Durant les Assises du Livre Numérique de décembre 2021, un nouveau logiciel de traduction a été présenté au public : Geo Comix. Celui-ci s’appuie sur une IA capable de détecter les différents éléments d’une planche de BD, notamment le texte et les bulles. Zoo a rencontré les deux fondateurs de ce nouvel outil qui va révolutionner le travail de traducteur, de lettreur et peut-être même d’éditeur !


Qu’est-ce que Geo Comix ?

Denis Lefebvre : Geo Comix est une IA pour les traducteurs, les correcteurs, les lettreurs et les éditeurs. Ce n’est pas une IA de traduction automatique, elle ne vient pas remplacer des métiers mais les aider. C’est un outil qui vient faire gagner du temps. Le métier de la traduction n’a pas évolué depuis 25 ans, les traducteurs s’envoient encore des fichiers Excel. C’est archaïque tout ça ! On vient apporter quelque de nouveau et d’utile.

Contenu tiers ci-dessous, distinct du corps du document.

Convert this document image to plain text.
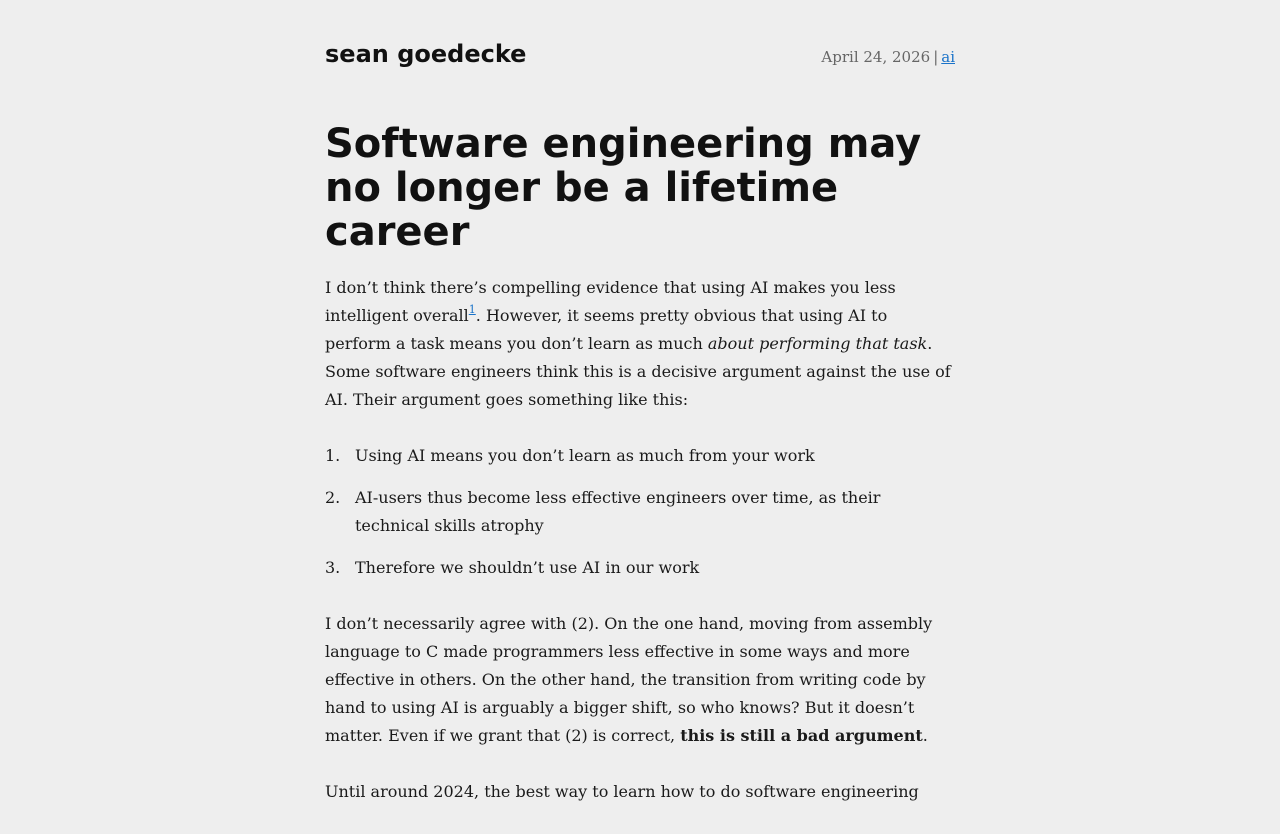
sean goedecke	April 24, 2026 | ai
Software engineering may no longer be a lifetime career

I don’t think there’s compelling evidence that using AI makes you less intelligent overall$^1$. However, it seems pretty obvious that using AI to perform a task means you don’t learn as much about performing that task. Some software engineers think this is a decisive argument against the use of AI. Their argument goes something like this:

1. Using AI means you don’t learn as much from your work
2. AI-users thus become less effective engineers over time, as their technical skills atrophy
3. Therefore we shouldn’t use AI in our work

I don’t necessarily agree with (2). On the one hand, moving from assembly language to C made programmers less effective in some ways and more effective in others. On the other hand, the transition from writing code by hand to using AI is arguably a bigger shift, so who knows? But it doesn’t matter. Even if we grant that (2) is correct, this is still a bad argument.

Until around 2024, the best way to learn how to do software engineering
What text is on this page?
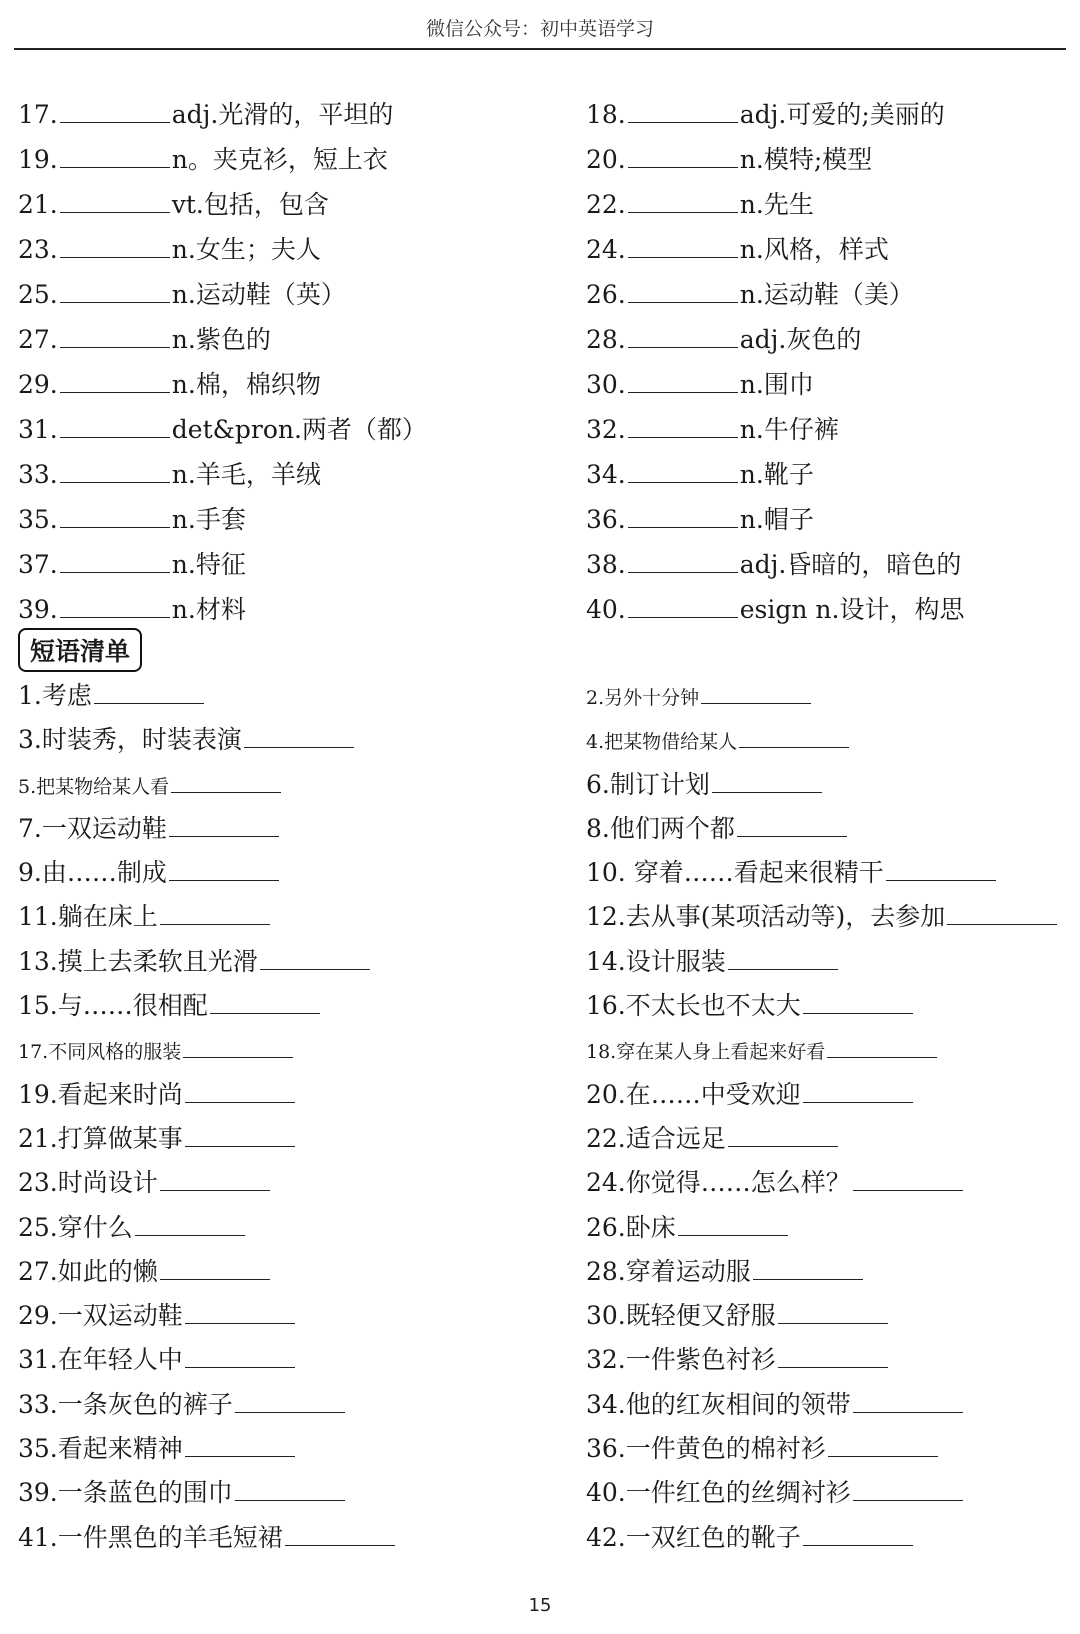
微信公众号：初中英语学习
17.	adj.光滑的，平坦的	18.	adj.可爱的;美丽的
19.	n。夹克衫，短上衣	20.	n.模特;模型
21.	vt.包括，包含	22.	n.先生
23.	n.女生；夫人	24.	n.风格，样式
25.	n.运动鞋（英）	26.	n.运动鞋（美）
27.	n.紫色的	28.	adj.灰色的
29.	n.棉，棉织物	30.	n.围巾
31.	det&pron.两者（都）	32.	n.牛仔裤
33.	n.羊毛，羊绒	34.	n.靴子
35.	n.手套	36.	n.帽子
37.	n.特征	38.	adj.昏暗的，暗色的
39.	n.材料	40.	esign n.设计，构思
短语清单
1.考虑	2.另外十分钟
3.时装秀，时装表演	4.把某物借给某人
5.把某物给某人看	6.制订计划
7.一双运动鞋	8.他们两个都
9.由……制成	10. 穿着……看起来很精干
11.躺在床上	12.去从事(某项活动等)，去参加
13.摸上去柔软且光滑	14.设计服装
15.与……很相配	16.不太长也不太大
17.不同风格的服装	18.穿在某人身上看起来好看
19.看起来时尚	20.在……中受欢迎
21.打算做某事	22.适合远足
23.时尚设计	24.你觉得……怎么样？
25.穿什么	26.卧床
27.如此的懒	28.穿着运动服
29.一双运动鞋	30.既轻便又舒服
31.在年轻人中	32.一件紫色衬衫
33.一条灰色的裤子	34.他的红灰相间的领带
35.看起来精神	36.一件黄色的棉衬衫
39.一条蓝色的围巾	40.一件红色的丝绸衬衫
41.一件黑色的羊毛短裙	42.一双红色的靴子
15
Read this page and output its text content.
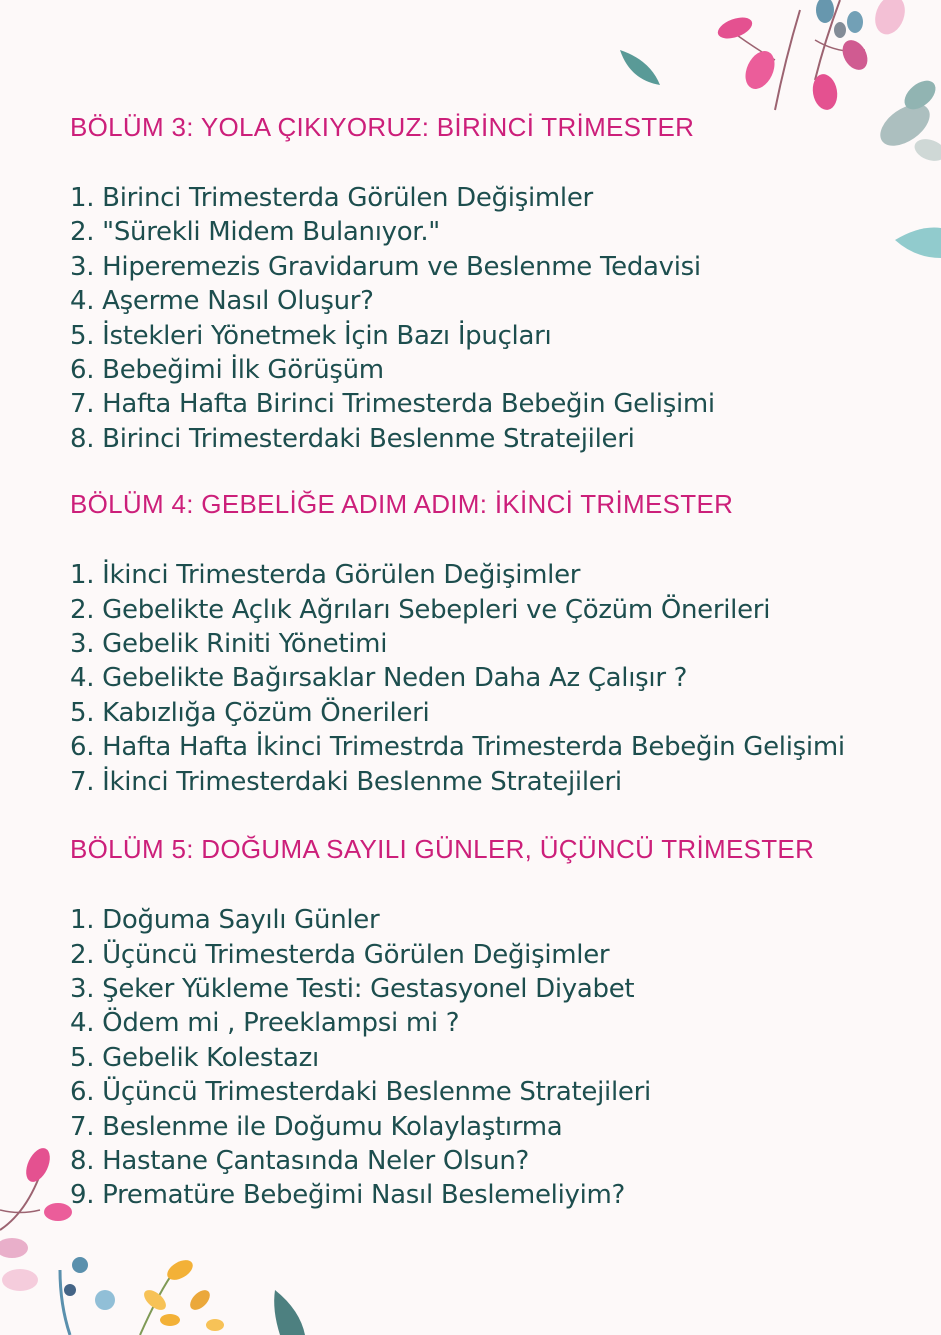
BÖLÜM 3: YOLA ÇIKIYORUZ: BİRİNCİ TRİMESTER
1. Birinci Trimesterda Görülen Değişimler
2. "Sürekli Midem Bulanıyor."
3. Hiperemezis Gravidarum ve Beslenme Tedavisi
4. Aşerme Nasıl Oluşur?
5. İstekleri Yönetmek İçin Bazı İpuçları
6. Bebeğimi İlk Görüşüm
7. Hafta Hafta Birinci Trimesterda Bebeğin Gelişimi
8. Birinci Trimesterdaki Beslenme Stratejileri
BÖLÜM 4: GEBELİĞE ADIM ADIM: İKİNCİ TRİMESTER
1. İkinci Trimesterda Görülen Değişimler
2. Gebelikte Açlık Ağrıları Sebepleri ve Çözüm Önerileri
3. Gebelik Riniti Yönetimi
4. Gebelikte Bağırsaklar Neden Daha Az Çalışır ?
5. Kabızlığa Çözüm Önerileri
6. Hafta Hafta İkinci Trimestrda Trimesterda Bebeğin Gelişimi
7. İkinci Trimesterdaki Beslenme Stratejileri
BÖLÜM 5: DOĞUMA SAYILI GÜNLER, ÜÇÜNCÜ TRİMESTER
1. Doğuma Sayılı Günler
2. Üçüncü Trimesterda Görülen Değişimler
3. Şeker Yükleme Testi: Gestasyonel Diyabet
4. Ödem mi , Preeklampsi mi ?
5. Gebelik Kolestazı
6. Üçüncü Trimesterdaki Beslenme Stratejileri
7. Beslenme ile Doğumu Kolaylaştırma
8. Hastane Çantasında Neler Olsun?
9. Prematüre Bebeğimi Nasıl Beslemeliyim?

Samuel Petit : C’est un outil de TAO : de traduction assistée par ordinateur. L’IA détecte et comprend la structure des planches de BD. C’est quelque chose de terriblement complexe : parce qu’à part Tintin qui a des cases bien carrées, des bulles bien blanches et du texte bien défini, dès qu’on part avec du Joann Sfar, du manga, des cases en ellipse, …

Analyse d’image par l’IA Geo sur Charlotte Impératrice

Analyse d’image par l’IA Geo sur Charlotte Impératrice © Dargaud
© Geo Comix 2022

L’IA doit faciliter le travail de traduction. Par exemple, quand le lettreur réimporte la traduction du traducteur, il doit faire des milliers de copier-coller fastidieux et longs. Alors qu’avec l’IA cela prend trois secondes : ce qui lui permet de se focaliser davantage sur le design de son lettrage.

Denis Lefebvre : Il peut passer plus de temps sur son cœur de métier, sur sa valeur ajoutée. C’est pareil pour la traduction. Ou la coordination éditoriale. Les éditeurs passent beaucoup de temps à échanger par mail : avec Geo Comix, les échanges sont centralisés et synchronisés. L’évolution du travail est aussi conservée, stockée sur un cloud, en cas d'erreur. 

Comment en êtes-vous arrivés à créer cet outil ? Êtes-vous issus du monde de la traduction ?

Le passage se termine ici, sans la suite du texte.